Às vezes parece que vai outras vezes que não... é a dicotomia da vida
dizendo que somos quase prontos. Quase equilibrados. Quase vivos. Uns
que passam sobre a gente, outros que dão a volta e contornam como se
fossem sombras de si mesmos.
Essa vida é mesmo surpreendente. Em
uma única existência somos capazes de viver e sobreviver a diversas
fases, sob a sorte e a falta dela que nos unge os dias. De uma forma
concisa eu poderia dizer que viver é uma sucessão de erros e acertos, de
tropeços e saltos, afogamentos, resgates, onde só desfrutamos e
valoramos as subidas depois que despencamos ladeira abaixo. E como toda
história tem dois lados, na vida não poderia ser diferente. A gente só
percebe a vitória e a derrota quando estamos no topo, ou no poço.

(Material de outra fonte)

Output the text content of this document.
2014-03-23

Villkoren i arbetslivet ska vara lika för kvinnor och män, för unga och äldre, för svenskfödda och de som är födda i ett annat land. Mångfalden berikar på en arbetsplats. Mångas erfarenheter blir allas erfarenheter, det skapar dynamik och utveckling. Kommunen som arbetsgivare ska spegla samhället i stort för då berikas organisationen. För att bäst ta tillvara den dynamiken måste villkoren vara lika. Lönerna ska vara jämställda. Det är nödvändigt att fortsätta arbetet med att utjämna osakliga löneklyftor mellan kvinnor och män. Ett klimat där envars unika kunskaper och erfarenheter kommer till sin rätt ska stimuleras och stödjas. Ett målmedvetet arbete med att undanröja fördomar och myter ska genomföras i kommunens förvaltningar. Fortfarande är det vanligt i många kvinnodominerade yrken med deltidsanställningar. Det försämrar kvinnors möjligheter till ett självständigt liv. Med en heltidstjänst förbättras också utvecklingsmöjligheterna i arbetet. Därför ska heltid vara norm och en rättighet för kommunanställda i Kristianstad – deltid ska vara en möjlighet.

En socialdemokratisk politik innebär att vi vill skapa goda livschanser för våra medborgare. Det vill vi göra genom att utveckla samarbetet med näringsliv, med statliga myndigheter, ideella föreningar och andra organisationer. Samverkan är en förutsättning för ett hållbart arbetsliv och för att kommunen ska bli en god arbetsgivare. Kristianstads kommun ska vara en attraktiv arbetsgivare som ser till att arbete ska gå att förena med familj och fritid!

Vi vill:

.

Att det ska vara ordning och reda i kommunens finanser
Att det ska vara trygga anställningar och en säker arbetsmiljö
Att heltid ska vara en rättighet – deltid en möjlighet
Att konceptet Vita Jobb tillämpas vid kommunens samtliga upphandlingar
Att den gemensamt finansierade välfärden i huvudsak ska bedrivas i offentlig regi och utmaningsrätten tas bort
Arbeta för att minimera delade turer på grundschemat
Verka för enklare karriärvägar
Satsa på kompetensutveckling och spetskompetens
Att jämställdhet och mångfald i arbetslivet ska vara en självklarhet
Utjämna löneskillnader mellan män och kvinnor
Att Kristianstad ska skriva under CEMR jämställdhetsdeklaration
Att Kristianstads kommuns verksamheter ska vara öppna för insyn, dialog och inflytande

Acredito que nós, seres humanos, somos providos de uma força
sobre-humana para aguentar tanta pedrada que a vivência insiste em
mandar. É incrível a nossa capacidade de cair e levantar, de reformular
por dentro, sangrar e estancar, ressurgir. Somos feitos de partículas de
persistência, átomos de dedicação, moléculas de crença, células de
esperança. Quanto mais nos entregamos e mergulhamos em nossos motivos,
mais reforçamos o nosso propósito de viver. Acontece que, vez ou outra,
vem uma paulada pelas costas, um tombo violento e esparramado, uma bala
perdida que nos encontra na escuridão. Então morremos. Para, depois,
nascermos de novo.
A vida é cheia de ciclos… E para começar um é
preciso encerrar o outro. Por isso morremos tantas vezes durante tantos
anos. A prova viva da morte está no fim excruciante de um relacionamento
amoroso, no vazio assustador do abandono físico, na escassez de alguém
ali, que nos ame, ou que ao menos nos suporte. Está na falta de emprego e
perspectiva, na despensa vazia, na ordem de despejo, na saúde
fragilizada e apavorada, na despedida de uma alma querida. Quando
perdemos tudo, o que nos resta é recomeçar do nada. Precisamos morrer
para renascer, assim como o mito da Fênix, que antes da sua morte
entrava em combustão para depois renascer das próprias cinzas. Somos
assim. Aves tão fortes que conseguimos carregar elefantes. Nossas
lágrimas não só expelem alívio, como também têm o poder de cura.
A
verdade é que os golpes da vida nunca são gentis, muito menos educados
ao ponto de anunciar a chegada. Ao lançar-nos no chão parece que um
buraco se abre e nos engole, mastiga, degusta e então, cospe. Do que
sobra de nós é preciso dar forma e pôr de pé. Morre um para nascer
outro, indiscutivelmente mais resistente. Desse jeito, toda vez que
recebemos uma pancada desnorteante nos despedimos de um pouco de nós, um
fio de esperança se perde, um bocado de confiança vaza, um tanto de boa
fé escorre. É possível que nos recuperemos adiante, embora algumas
vezes isso não aconteça. Morremos.
Como a Fênix, cessamos em
nossa auto cremação de dores, de ódio, indignação e sensação de
incapacidade, um mistura de venenos que nos corrói e nos traz de volta à
terra. É com base na junção de algumas mortes passadas e futuras vidas
que eu digo: Deve-se cortar para florescer, é preciso morrer para voltar
a viver.
Então, do pó ressurgimos, amedrontados, cambaleando,
abrindo os olhos e as asas, sacudindo a poeira. Enchemos o pulmão de ar
para arriscar um primeiro voo, ainda contido e baixo, mas consumidos de
uma força maior acreditada em nossas capacidades e virtudes. Aos poucos,
nos enchemos de esperança e de coragem para alçar novas manobras e
riscar outros horizontes.
Não adianta. A nossa força oriunda das
quedas. É por isso que as feridas são imprescindíveis para o
crescimento, por mais que nos regalem certa rigidez ao casco. É a
capacidade de recomeçar dentro de nós mesmos que nos permite viver outra
vez. Somente dessa forma recuperamos a nossa vida.